LA SPARTIZIONE DELL’UCRAINA È UN COMPROMESSO ONOREVOLE

Più che nella presa della Crimea, il superamento dell’unità territoriale dell’Ucraina va ricercato nella fine degli equilibri delle relazioni internazionali unipolari. L’unità territoriale è solo un espediente, la scusa che da sempre i grandi paesi cercano per dare una spallata a situazioni ritenute non più ottimali. La fine dell’Unione sovietica è stata troppo accelerata, quindi atipica negli svolgimenti normali della storia, lasciando dietro di se troppe situazioni non chiare. Era inevitabile che prima o poi qualcosa dovesse muoversi e non poteva che accadere nelle zone di confine, nei territori che da secoli passano da uno stato a un altro. È toccato all’Ucraina perché è un paese spaccato in due tra cittadini di nazionalità russa e cittadini ucraini anche se tutti slavi e tutti ortodossi della stessa chiesa che riconosce come leader il Patriarca di Mosca. Se la forzatura di piazza Maidan contro il Premier legittimamente eletto, Victor Yanukovich (un tipino pare molto corrotto), non fosse arrivata fino alla forzatura di rifiutare la mediazione, con tanto di offerta di nuove elezioni a breve, e non avesse di fatto messo fuori gioco il Partito delle Regioni russofono, il caos ucraino avrebbe galleggiato ancora un poco sotto traccia. Ma, prima o poi, era destinato comunque a esplodere, perché la Russia di Vladimir Putin, in questo sostenuta dalle altri grandi repubbliche ex sovietiche come il Kazakistan, considerava chiuso il ciclo di espansione ad est della Nato, degli interessi Usa e di quelli europei. Un’Ucraina autonoma politicamente e rivolta a occidente non era pensabile per Mosca che del nuovo schema di gioco del regionalismo non multipolare è un campione in fieri almeno quanto la Cina. Le due superpotenze nucleari, energetiche ed economiche hanno il comune interesse di ridefinire il campo di gioco di Washington, di dimostrare che in Africa, in Asia, nel Golfo e perfino in America Latina il calcio si è fatto totale.

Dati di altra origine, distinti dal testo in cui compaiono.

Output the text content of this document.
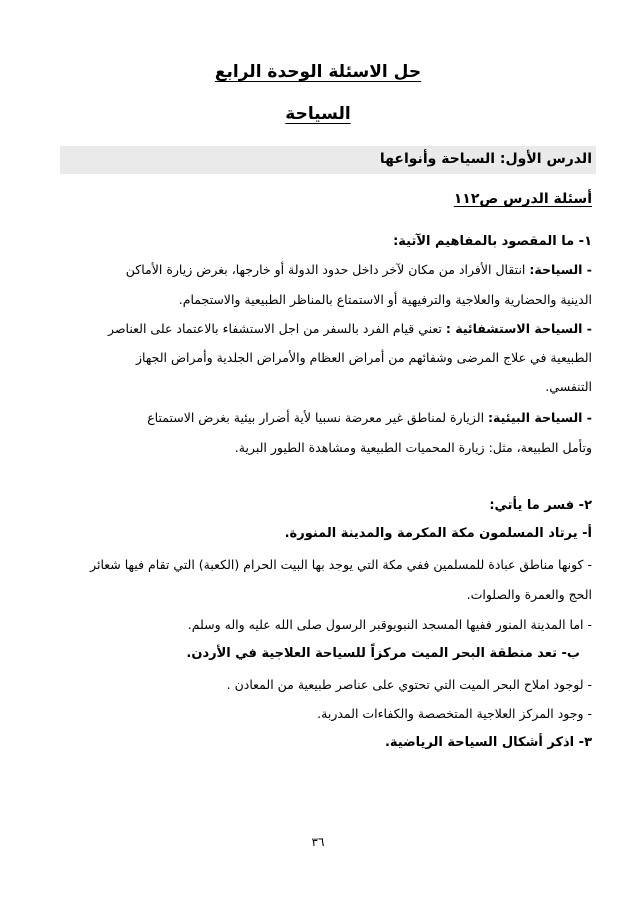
حل الاسئلة الوحدة الرابع
السياحة
الدرس الأول: السياحة وأنواعها
أسئلة الدرس ص١١٢
١- ما المقصود بالمفاهيم الآتية:
- السياحة: انتقال الأفراد من مكان لآخر داخل حدود الدولة أو خارجها، بغرض زيارة الأماكن
الدينية والحضارية والعلاجية والترفيهية أو الاستمتاع بالمناظر الطبيعية والاستجمام.
- السياحة الاستشفائية : تعني قيام الفرد بالسفر من اجل الاستشفاء بالاعتماد على العناصر
الطبيعية في علاج المرضى وشفائهم من أمراض العظام والأمراض الجلدية وأمراض الجهاز
التنفسي.
- السياحة البيئية: الزيارة لمناطق غير معرضة نسبيا لأية أضرار بيئية بغرض الاستمتاع
وتأمل الطبيعة، مثل: زيارة المحميات الطبيعية ومشاهدة الطيور البرية.
٢- فسر ما يأتي:
أ- يرتاد المسلمون مكة المكرمة والمدينة المنورة.
- كونها مناطق عبادة للمسلمين ففي مكة التي يوجد بها البيت الحرام (الكعبة) التي تقام فيها شعائر
الحج والعمرة والصلوات.
- اما المدينة المنور ففيها المسجد النبويوقبر الرسول صلى الله عليه واله وسلم.
ب- تعد منطقة البحر الميت مركزاً للسياحة العلاجية في الأردن.
- لوجود املاح البحر الميت التي تحتوي على عناصر طبيعية من المعادن .
- وجود المركز العلاجية المتخصصة والكفاءات المدربة.
٣- اذكر أشكال السياحة الرياضية.
٣٦
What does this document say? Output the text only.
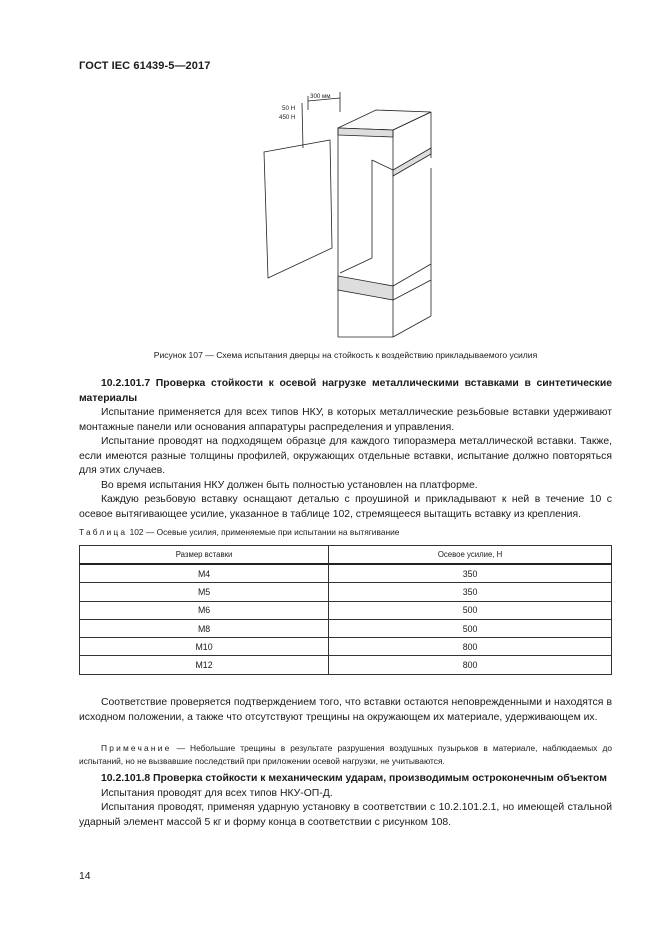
ГОСТ IEC 61439-5—2017
50 Н
450 Н
300 мм
Рисунок 107 — Схема испытания дверцы на стойкость к воздействию прикладываемого усилия

10.2.101.7 Проверка стойкости к осевой нагрузке металлическими вставками в синтетические материалы

Испытание применяется для всех типов НКУ, в которых металлические резьбовые вставки удерживают монтажные панели или основания аппаратуры распределения и управления.

Испытание проводят на подходящем образце для каждого типоразмера металлической вставки. Также, если имеются разные толщины профилей, окружающих отдельные вставки, испытание должно повторяться для этих случаев.

Во время испытания НКУ должен быть полностью установлен на платформе.

Каждую резьбовую вставку оснащают деталью с проушиной и прикладывают к ней в течение 10 с осевое вытягивающее усилие, указанное в таблице 102, стремящееся вытащить вставку из крепления.

Таблица 102 — Осевые усилия, применяемые при испытании на вытягивание
Размер вставки	Осевое усилие, Н
М4	350
М5	350
М6	500
М8	500
М10	800
М12	800

Соответствие проверяется подтверждением того, что вставки остаются неповрежденными и находятся в исходном положении, а также что отсутствуют трещины на окружающем их материале, удерживающем их.

Примечание — Небольшие трещины в результате разрушения воздушных пузырьков в материале, наблюдаемых до испытаний, но не вызвавшие последствий при приложении осевой нагрузки, не учитываются.

10.2.101.8 Проверка стойкости к механическим ударам, производимым остроконечным объектом

Испытания проводят для всех типов НКУ-ОП-Д.

Испытания проводят, применяя ударную установку в соответствии с 10.2.101.2.1, но имеющей стальной ударный элемент массой 5 кг и форму конца в соответствии с рисунком 108.

14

Impossibile, anche inasprendo le sanzioni, quindi innescando un meccanismo pericoloso più di tutti per le economie europee più fragili e con la disoccupazione galoppante, pensare che Putin arretri prima di aver ottenuto uno status tipo Kossovo o Bosnia in Ucraina dell’est. Si mostra tranquillo e cerca nuovi fornitori: la scorsa settimana ha siglato accordi a Mosca con il presidente del Sudafrica per rimpiazzare parte delle forniture alimentari già europee mentre con la Cina gli accordi energetici sono in piena evoluzione. Eppoi Putin sa bene che l’Europa non può permettersi una lunga guerra a ridosso della sua parte geografica più dinamica economicamente come la Polonia o la Slovacchia. Parafrasando Nelson Mandela: «L’Europa non può vincere una guerra ma può vincere un’elezione». Nel senso che può giungere a un compromesso onorevole: accettare la spartizione dell’Ucraina agganciando l’ovest a Bruxelles e lasciando l’est a Mosca.